The European Commission on 31 December 2021 had included the sources in its proposal, leading anti-nuclear countries like Austria and Luxembourg to consider a legal challenge in case it is adopted.
“The commission proposal puts the energy transition in the EU and globally at risk,” reads the letter, “by classifying gas and nuclear as sustainable, de facto granting them the same treatment as unquestionable green technologies such as wind and solar energy.” The signatories also say they consider this move a step backwards, both on a political and technological level.
“Natural gas and nuclear power do not meet the legal and scientific requirements set in the Taxonomy Regulation to qualify as sustainable economic activities,” the politicians say.

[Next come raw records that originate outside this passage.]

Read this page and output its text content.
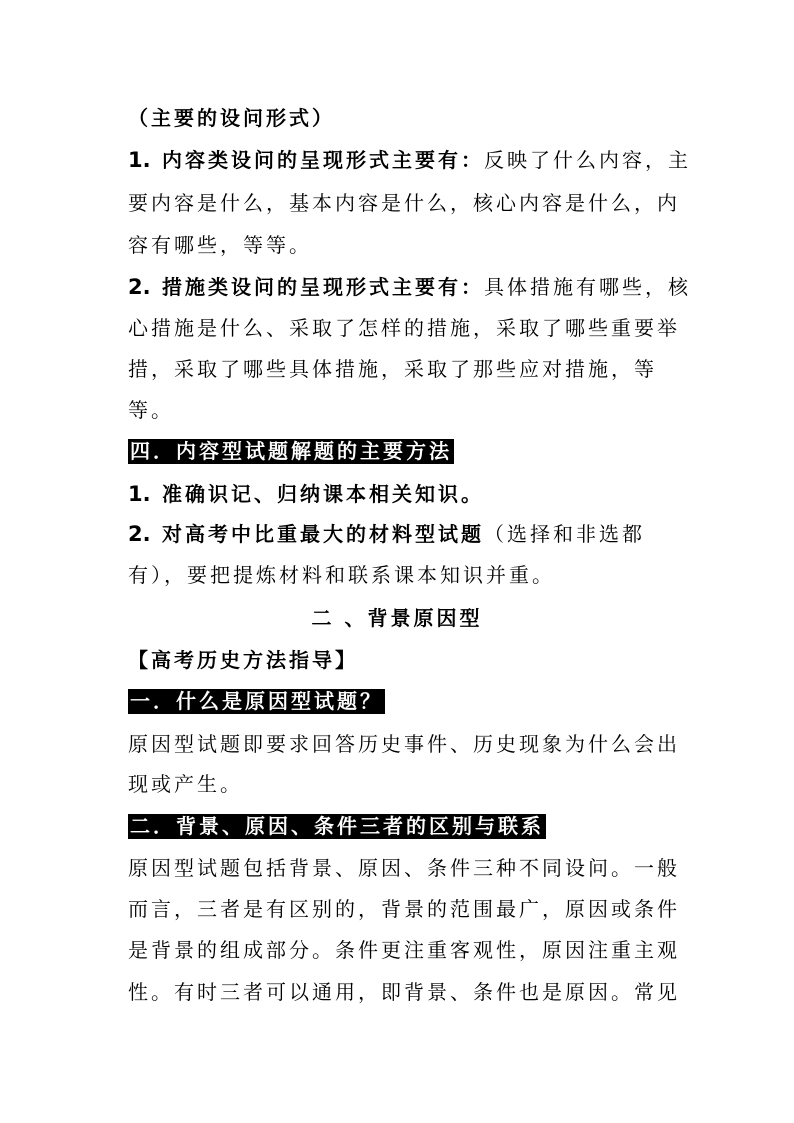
（主要的设问形式）
1. 内容类设问的呈现形式主要有：反映了什么内容，主
要内容是什么，基本内容是什么，核心内容是什么，内
容有哪些，等等。
2. 措施类设问的呈现形式主要有：具体措施有哪些，核
心措施是什么、采取了怎样的措施，采取了哪些重要举
措，采取了哪些具体措施，采取了那些应对措施，等
等。
四．内容型试题解题的主要方法
1. 准确识记、归纳课本相关知识。
2. 对高考中比重最大的材料型试题（选择和非选都
有），要把提炼材料和联系课本知识并重。
二 、背景原因型
【高考历史方法指导】
一．什么是原因型试题？
原因型试题即要求回答历史事件、历史现象为什么会出
现或产生。
二．背景、原因、条件三者的区别与联系
原因型试题包括背景、原因、条件三种不同设问。一般
而言，三者是有区别的，背景的范围最广，原因或条件
是背景的组成部分。条件更注重客观性，原因注重主观
性。有时三者可以通用，即背景、条件也是原因。常见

Citing the Chernobyl and Fukushima disasters, they argue that nuclear power is too risky, adding that there are as of today no effective active waste disposal solutions. Natural gas, with a contribution of 270g CO2/kwh is also far above scientific emissions recommendations.
While Luxembourg says their inclusion in the EU taxonomy would be counterproductive and deceiving of investors aiming to embark in truly sustainable investment movements, some reacted on Twitter--where the letter was also published--that the country is highly dependent on import for its energy supply.
A Eurostat study published on 20 January shows that the country’s sustainable energy consumption only accounts for 11.7% of its overall use so far.
The country has, however, joined the EU-wide aim of decreasing its greenhouse gas emissions by 55% for 2030, despite only dropping a meagre 2% in GHG between 2008 and 2020.